As of Aug. 27, the U.S. Drought Monitor places farms in northern Missouri in an area under a moderate to severe drought conditions. Much like last year, farmers are contemplating whether to save some of the corn crop and cut it for silage.
Shawn Deering, MU livestock specialist for Gentry County put together a list of tips for farmers considering making corn silage:
-Harvest the corn plant at a stage of maturity that produces silage with 30% to 40% dry matter.
-Corn should be harvested for silage after the grain is well dented but before the leaves turn brown and dry.
-Cut corn silage 3/8 to 1/2" long.
-Corn plants are traditionally cut 6" above the surface. Although cutting higher (12-18") will reduce yield 7-15%, the resultant silage will be higher in nutritive value since more of the undigestible fiber (mostly lignin) content will be left in the field. If nitrates are suspected, then cutting at 18" will result in silage that is lower in nitrates since the majority is found in the bottom 1/3 of the stalk.
-The importance of packing when filling a bunker silo cannot be over emphasized. Dry matter loss during storage increases when density of the silage decreases.

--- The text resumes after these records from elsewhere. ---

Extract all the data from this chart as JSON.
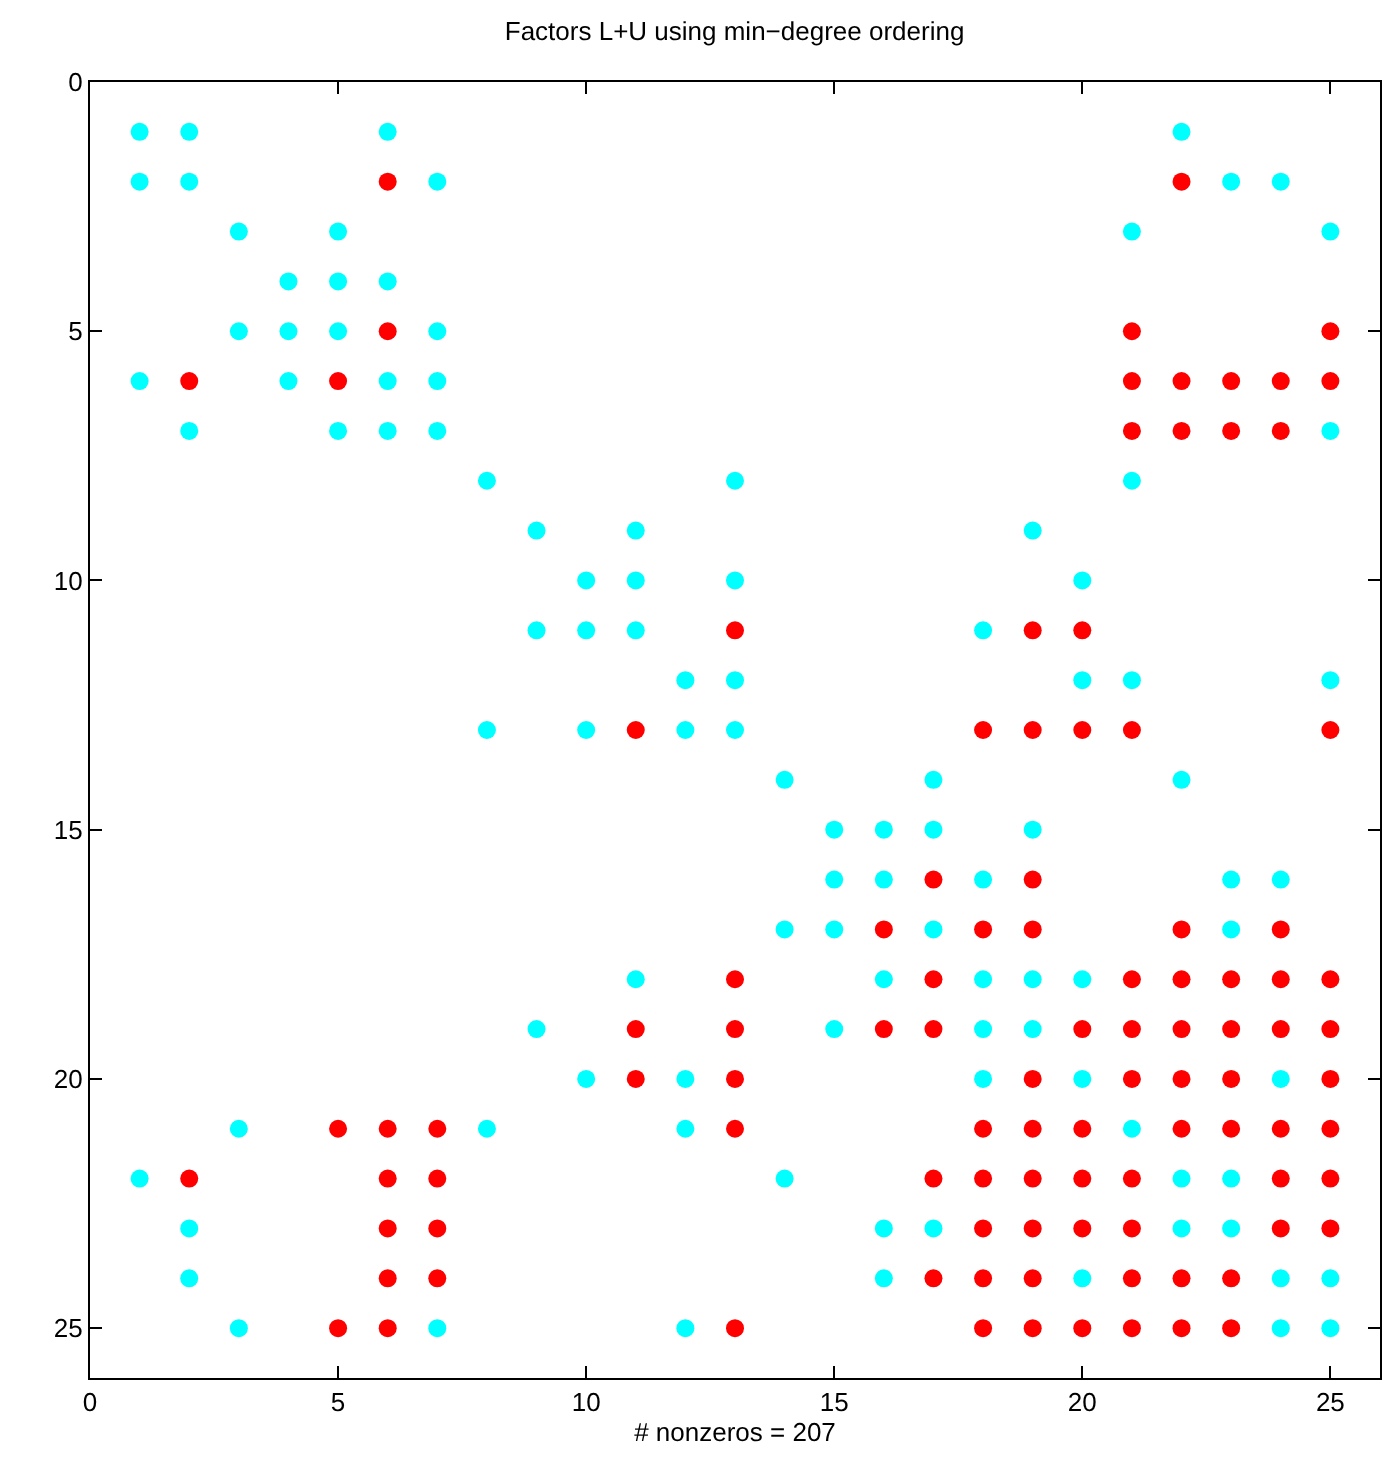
{
  "chart_data": {
    "type": "scatter",
    "title": "Factors L+U using min−degree ordering",
    "xlabel": "# nonzeros = 207",
    "xlim": [
      0,
      26
    ],
    "ylim": [
      26,
      0
    ],
    "xticks": [
      0,
      5,
      10,
      15,
      20,
      25
    ],
    "yticks": [
      0,
      5,
      10,
      15,
      20,
      25
    ],
    "marker": "circle",
    "series": [
      {
        "color": "#00ffff",
        "x": [
          1,
          2,
          6,
          22,
          1,
          2,
          7,
          23,
          24,
          3,
          5,
          21,
          25,
          4,
          5,
          6,
          3,
          4,
          5,
          7,
          1,
          4,
          6,
          7,
          2,
          5,
          6,
          7,
          25,
          8,
          13,
          21,
          9,
          11,
          19,
          10,
          11,
          13,
          20,
          9,
          10,
          11,
          18,
          12,
          13,
          20,
          21,
          25,
          8,
          10,
          12,
          13,
          14,
          17,
          22,
          15,
          16,
          17,
          19,
          15,
          16,
          18,
          23,
          24,
          14,
          15,
          17,
          23,
          11,
          16,
          18,
          19,
          20,
          9,
          15,
          18,
          19,
          10,
          12,
          18,
          20,
          24,
          3,
          8,
          12,
          21,
          1,
          14,
          22,
          23,
          2,
          16,
          17,
          22,
          23,
          2,
          16,
          20,
          24,
          25,
          3,
          7,
          12,
          24,
          25
        ],
        "values": [
          1,
          1,
          1,
          1,
          2,
          2,
          2,
          2,
          2,
          3,
          3,
          3,
          3,
          4,
          4,
          4,
          5,
          5,
          5,
          5,
          6,
          6,
          6,
          6,
          7,
          7,
          7,
          7,
          7,
          8,
          8,
          8,
          9,
          9,
          9,
          10,
          10,
          10,
          10,
          11,
          11,
          11,
          11,
          12,
          12,
          12,
          12,
          12,
          13,
          13,
          13,
          13,
          14,
          14,
          14,
          15,
          15,
          15,
          15,
          16,
          16,
          16,
          16,
          16,
          17,
          17,
          17,
          17,
          18,
          18,
          18,
          18,
          18,
          19,
          19,
          19,
          19,
          20,
          20,
          20,
          20,
          20,
          21,
          21,
          21,
          21,
          22,
          22,
          22,
          22,
          23,
          23,
          23,
          23,
          23,
          24,
          24,
          24,
          24,
          24,
          25,
          25,
          25,
          25,
          25
        ]
      },
      {
        "color": "#ff0000",
        "x": [
          6,
          22,
          6,
          21,
          25,
          2,
          5,
          21,
          22,
          23,
          24,
          25,
          21,
          22,
          23,
          24,
          13,
          19,
          20,
          11,
          18,
          19,
          20,
          21,
          25,
          17,
          19,
          16,
          18,
          19,
          22,
          24,
          13,
          17,
          21,
          22,
          23,
          24,
          25,
          11,
          13,
          16,
          17,
          20,
          21,
          22,
          23,
          24,
          25,
          11,
          13,
          19,
          21,
          22,
          23,
          25,
          5,
          6,
          7,
          13,
          18,
          19,
          20,
          22,
          23,
          24,
          25,
          2,
          6,
          7,
          17,
          18,
          19,
          20,
          21,
          24,
          25,
          6,
          7,
          18,
          19,
          20,
          21,
          24,
          25,
          6,
          7,
          17,
          18,
          19,
          21,
          22,
          23,
          5,
          6,
          13,
          18,
          19,
          20,
          21,
          22,
          23
        ],
        "values": [
          2,
          2,
          5,
          5,
          5,
          6,
          6,
          6,
          6,
          6,
          6,
          6,
          7,
          7,
          7,
          7,
          11,
          11,
          11,
          13,
          13,
          13,
          13,
          13,
          13,
          16,
          16,
          17,
          17,
          17,
          17,
          17,
          18,
          18,
          18,
          18,
          18,
          18,
          18,
          19,
          19,
          19,
          19,
          19,
          19,
          19,
          19,
          19,
          19,
          20,
          20,
          20,
          20,
          20,
          20,
          20,
          21,
          21,
          21,
          21,
          21,
          21,
          21,
          21,
          21,
          21,
          21,
          22,
          22,
          22,
          22,
          22,
          22,
          22,
          22,
          22,
          22,
          23,
          23,
          23,
          23,
          23,
          23,
          23,
          23,
          24,
          24,
          24,
          24,
          24,
          24,
          24,
          24,
          25,
          25,
          25,
          25,
          25,
          25,
          25,
          25,
          25
        ]
      }
    ]
  }
}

As a rule, the packing tractor should run at least as many hours as the chopper.
-Covering horizontal silos with plastic as soon as possible after filling will help exclude air and reduce spoilage.
-Water should be added to forage with more than 50% dry matter to prevent the formation of tobacco-brown silage.

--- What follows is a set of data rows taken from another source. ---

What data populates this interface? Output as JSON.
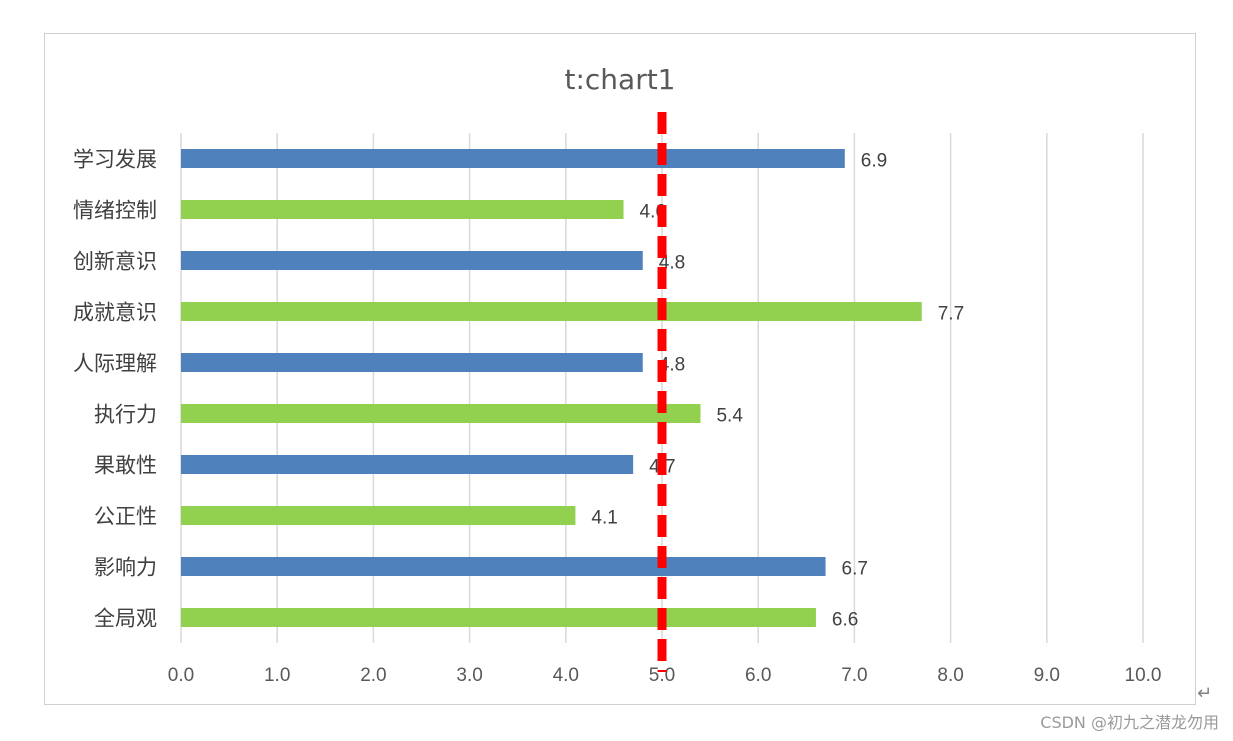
{
  "chart_data": {
    "type": "bar",
    "orientation": "horizontal",
    "title": "t:chart1",
    "categories": [
      "学习发展",
      "情绪控制",
      "创新意识",
      "成就意识",
      "人际理解",
      "执行力",
      "果敢性",
      "公正性",
      "影响力",
      "全局观"
    ],
    "values": [
      6.9,
      4.6,
      4.8,
      7.7,
      4.8,
      5.4,
      4.7,
      4.1,
      6.7,
      6.6
    ],
    "value_labels": [
      "6.9",
      "4.6",
      "4.8",
      "7.7",
      "4.8",
      "5.4",
      "4.7",
      "4.1",
      "6.7",
      "6.6"
    ],
    "bar_colors": [
      "#4f81bd",
      "#92d050",
      "#4f81bd",
      "#92d050",
      "#4f81bd",
      "#92d050",
      "#4f81bd",
      "#92d050",
      "#4f81bd",
      "#92d050"
    ],
    "xlim": [
      0,
      10
    ],
    "xticks": [
      "0.0",
      "1.0",
      "2.0",
      "3.0",
      "4.0",
      "5.0",
      "6.0",
      "7.0",
      "8.0",
      "9.0",
      "10.0"
    ],
    "grid": "vertical",
    "reference_line": {
      "value": 5.0,
      "style": "dashed",
      "color": "#ff0000"
    },
    "xlabel": "",
    "ylabel": ""
  },
  "watermark": "CSDN @初九之潜龙勿用",
  "return_glyph": "↵"
}
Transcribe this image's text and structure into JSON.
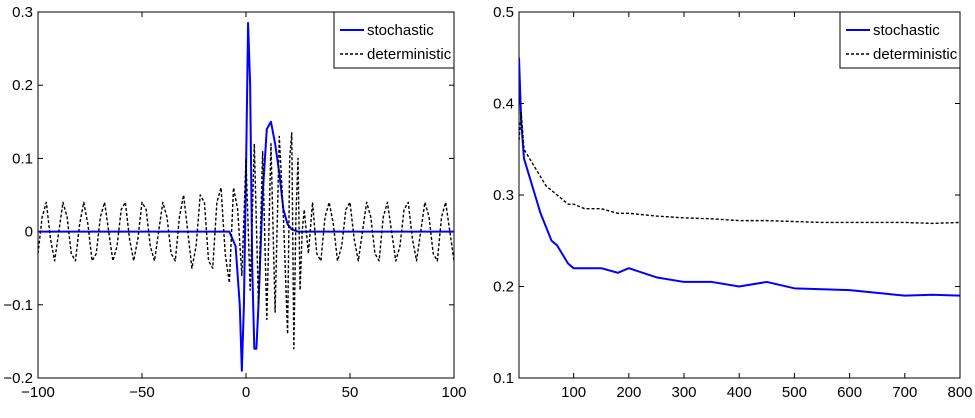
{
  "chart_data": [
    {
      "type": "line",
      "title": "",
      "xlabel": "",
      "ylabel": "",
      "xlim": [
        -100,
        100
      ],
      "ylim": [
        -0.2,
        0.3
      ],
      "xticks": [
        -100,
        -50,
        0,
        50,
        100
      ],
      "xtick_labels": [
        "−100",
        "−50",
        "0",
        "50",
        "100"
      ],
      "yticks": [
        -0.2,
        -0.1,
        0,
        0.1,
        0.2,
        0.3
      ],
      "ytick_labels": [
        "−0.2",
        "−0.1",
        "0",
        "0.1",
        "0.2",
        "0.3"
      ],
      "grid": false,
      "legend_position": "top-right",
      "series": [
        {
          "name": "stochastic",
          "color": "#0000ff",
          "style": "solid",
          "x": [
            -100,
            -8,
            -5,
            -3,
            -2,
            -1,
            0,
            1,
            2,
            3,
            4,
            5,
            6,
            8,
            10,
            12,
            14,
            16,
            18,
            20,
            22,
            25,
            30,
            100
          ],
          "y": [
            0,
            0,
            -0.02,
            -0.1,
            -0.19,
            -0.1,
            0.08,
            0.285,
            0.2,
            -0.05,
            -0.16,
            -0.16,
            -0.1,
            0.05,
            0.14,
            0.15,
            0.12,
            0.08,
            0.03,
            0.01,
            0.003,
            0,
            0,
            0
          ]
        },
        {
          "name": "deterministic",
          "color": "#000000",
          "style": "dashed",
          "x": [
            -100,
            -98,
            -96,
            -94,
            -92,
            -90,
            -88,
            -86,
            -84,
            -82,
            -80,
            -78,
            -76,
            -74,
            -72,
            -70,
            -68,
            -66,
            -64,
            -62,
            -60,
            -58,
            -56,
            -54,
            -52,
            -50,
            -48,
            -46,
            -44,
            -42,
            -40,
            -38,
            -36,
            -34,
            -32,
            -30,
            -28,
            -26,
            -24,
            -22,
            -20,
            -18,
            -16,
            -14,
            -12,
            -10,
            -8,
            -6,
            -4,
            -2,
            0,
            2,
            4,
            6,
            8,
            10,
            12,
            14,
            16,
            18,
            20,
            21,
            22,
            23,
            24,
            25,
            26,
            27,
            28,
            30,
            32,
            34,
            36,
            38,
            40,
            42,
            44,
            46,
            48,
            50,
            52,
            54,
            56,
            58,
            60,
            62,
            64,
            66,
            68,
            70,
            72,
            74,
            76,
            78,
            80,
            82,
            84,
            86,
            88,
            90,
            92,
            94,
            96,
            98,
            100
          ],
          "y": [
            -0.03,
            0.02,
            0.04,
            -0.01,
            -0.04,
            0.0,
            0.04,
            0.02,
            -0.03,
            -0.04,
            0.01,
            0.04,
            0.01,
            -0.04,
            -0.03,
            0.02,
            0.04,
            0.0,
            -0.04,
            -0.02,
            0.03,
            0.04,
            -0.01,
            -0.04,
            -0.01,
            0.04,
            0.03,
            -0.02,
            -0.04,
            0.0,
            0.04,
            0.02,
            -0.03,
            -0.04,
            0.02,
            0.05,
            0.0,
            -0.05,
            -0.02,
            0.05,
            0.04,
            -0.04,
            -0.05,
            0.04,
            0.06,
            -0.03,
            -0.07,
            0.06,
            0.03,
            -0.06,
            0.1,
            -0.08,
            0.12,
            -0.1,
            0.11,
            -0.12,
            0.12,
            -0.11,
            0.13,
            0.02,
            -0.14,
            0.1,
            0.135,
            -0.16,
            0.02,
            0.1,
            -0.08,
            0.0,
            0.03,
            -0.03,
            0.04,
            -0.03,
            -0.04,
            0.02,
            0.04,
            0.01,
            -0.04,
            -0.02,
            0.03,
            0.04,
            -0.01,
            -0.04,
            0.0,
            0.04,
            0.02,
            -0.03,
            -0.04,
            0.02,
            0.04,
            0.0,
            -0.04,
            -0.02,
            0.03,
            0.04,
            -0.01,
            -0.04,
            0.0,
            0.04,
            0.02,
            -0.03,
            -0.04,
            0.02,
            0.04,
            0.0,
            -0.04
          ]
        }
      ]
    },
    {
      "type": "line",
      "title": "",
      "xlabel": "",
      "ylabel": "",
      "xlim": [
        1,
        800
      ],
      "ylim": [
        0.1,
        0.5
      ],
      "xticks": [
        100,
        200,
        300,
        400,
        500,
        600,
        700,
        800
      ],
      "xtick_labels": [
        "100",
        "200",
        "300",
        "400",
        "500",
        "600",
        "700",
        "800"
      ],
      "yticks": [
        0.1,
        0.2,
        0.3,
        0.4,
        0.5
      ],
      "ytick_labels": [
        "0.1",
        "0.2",
        "0.3",
        "0.4",
        "0.5"
      ],
      "grid": false,
      "legend_position": "top-right",
      "series": [
        {
          "name": "stochastic",
          "color": "#0000ff",
          "style": "solid",
          "x": [
            1,
            5,
            10,
            20,
            30,
            40,
            50,
            60,
            70,
            80,
            90,
            100,
            120,
            150,
            180,
            200,
            250,
            300,
            350,
            400,
            450,
            500,
            550,
            600,
            650,
            700,
            750,
            800
          ],
          "y": [
            0.45,
            0.38,
            0.34,
            0.32,
            0.3,
            0.28,
            0.265,
            0.25,
            0.245,
            0.235,
            0.225,
            0.22,
            0.22,
            0.22,
            0.215,
            0.22,
            0.21,
            0.205,
            0.205,
            0.2,
            0.205,
            0.198,
            0.197,
            0.196,
            0.193,
            0.19,
            0.191,
            0.19
          ]
        },
        {
          "name": "deterministic",
          "color": "#000000",
          "style": "dashed",
          "x": [
            1,
            5,
            10,
            20,
            30,
            40,
            50,
            60,
            70,
            80,
            90,
            100,
            120,
            150,
            180,
            200,
            250,
            300,
            350,
            400,
            450,
            500,
            550,
            600,
            650,
            700,
            750,
            800
          ],
          "y": [
            0.36,
            0.39,
            0.35,
            0.34,
            0.33,
            0.32,
            0.31,
            0.305,
            0.3,
            0.295,
            0.29,
            0.29,
            0.285,
            0.285,
            0.28,
            0.28,
            0.277,
            0.275,
            0.274,
            0.272,
            0.272,
            0.271,
            0.27,
            0.27,
            0.27,
            0.27,
            0.269,
            0.27
          ]
        }
      ]
    }
  ]
}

-The fermentation process is usually completed and the silage is ready to feed by three weeks after storage.
-Using silage is a way to salvage some feed from a drought-stricken corn crop that will yield little grain. In some studies, silage from drought-stricken corn yielding as little as 10 bushels per acre has been nearly equal in feed value on a dry-matter basis to silage from a normal crop. In other cases, drought silage has yielded much less nutritive value.
Deering and his fellow livestock specialists encourage producers to conduct a nutrient analysis on silage prior to feeding it. Running a test for nitrate levels may also be worthy of consideration.